Die Behörden wurden schon letzte Woche Mittwochfrüh - noch vor dem Erdbeben - informiert, dass das isolierte Hotel in Schwierigkeiten sei. Auch die Frage, wieso stundenlang ein Räumfahrzeug gesucht wurde, um die Straße zum Hotel freizuschaufeln, ruft bei den Betroffenen Wut hervor. Eine Schneefräse sei kaputt gewesen, berichteten italienische Medien. Eine andere Fräse befand sich offenbar ganz in der Nähe, doch niemand schien das zu wissen.
Ermittlungsverfahren eingeleitet
Die Staatsanwaltschaft hatte bereits am Donnerstag letzter Woche ein Ermittlungsverfahren gegen unbekannt eingeleitet. Der Vorwurf lautet auf mehrfache fahrlässige Tötung. Bei einem Treffen in Pescara wurde der Stand der Ermittlungen zu möglichen Verantwortlichkeiten zusammengefasst. Auch den neuen Hinweisen, wonach Notrufe nach dem Unglück nicht ernst genommen worden seien, soll nachgegangen werden.

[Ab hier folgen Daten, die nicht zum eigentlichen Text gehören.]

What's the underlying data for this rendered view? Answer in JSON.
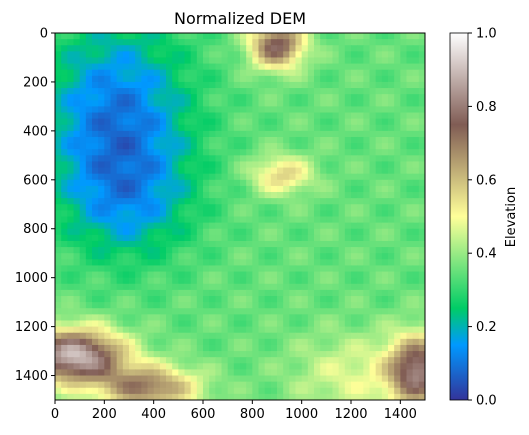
{
  "chart_data": {
    "type": "heatmap",
    "title": "Normalized DEM",
    "colormap": "terrain",
    "x_range": [
      0,
      1500
    ],
    "y_range": [
      1500,
      0
    ],
    "x_ticks": [
      "0",
      "200",
      "400",
      "600",
      "800",
      "1000",
      "1200",
      "1400"
    ],
    "y_ticks": [
      "0",
      "200",
      "400",
      "600",
      "800",
      "1000",
      "1200",
      "1400"
    ],
    "colorbar": {
      "label": "Elevation",
      "range": [
        0.0,
        1.0
      ],
      "ticks": [
        "0.0",
        "0.2",
        "0.4",
        "0.6",
        "0.8",
        "1.0"
      ]
    },
    "features": [
      {
        "region": "west lowland basin (blue)",
        "x": [
          0,
          700
        ],
        "y": [
          0,
          950
        ],
        "value": 0.12
      },
      {
        "region": "central plain (green-yellow)",
        "x": [
          600,
          1500
        ],
        "y": [
          200,
          1200
        ],
        "value": 0.38
      },
      {
        "region": "north ridge near top edge",
        "x": [
          750,
          1050
        ],
        "y": [
          0,
          300
        ],
        "value": 0.72
      },
      {
        "region": "central plateau",
        "x": [
          820,
          1050
        ],
        "y": [
          500,
          650
        ],
        "value": 0.6
      },
      {
        "region": "southwest mountains",
        "x": [
          0,
          600
        ],
        "y": [
          1050,
          1500
        ],
        "value": 0.9
      },
      {
        "region": "southeast mountains",
        "x": [
          1250,
          1500
        ],
        "y": [
          1150,
          1500
        ],
        "value": 0.75
      }
    ]
  }
}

Auch stellt sich die Frage, ob das Hotel ohne Genehmigung mitten im Naturschutzgebiet des Gran-Sasso-Massivs gebaut wurde. 1972 wurde das Hotel Rigopiano an der Stelle einer einfachen Schutzhütte in 1.200 Meter Höhe eröffnet und vor zehn Jahren zu einem eleganten Viersternehotel mit Sauna und Pool ausgebaut.
Keine Jagd nach „Sündenböcken“
Lange Zeit ermittelte die Justiz, ob Gemeindevertreter bestochen wurden, um beim Ausbau des Hotels alle Augen zuzudrücken. Im November wurden die Ermittlungen eingestellt. Regierungschef Paolo Gentiloni rief am Sonntagabend im Fernsehen dazu auf, keine Jagd nach „Sündenböcken“ zu betreiben: „Die Wahrheit soll helfen, dass die Dinge künftig besser funktionieren und nicht, alte Rechnungen zu begleichen“, sagte er.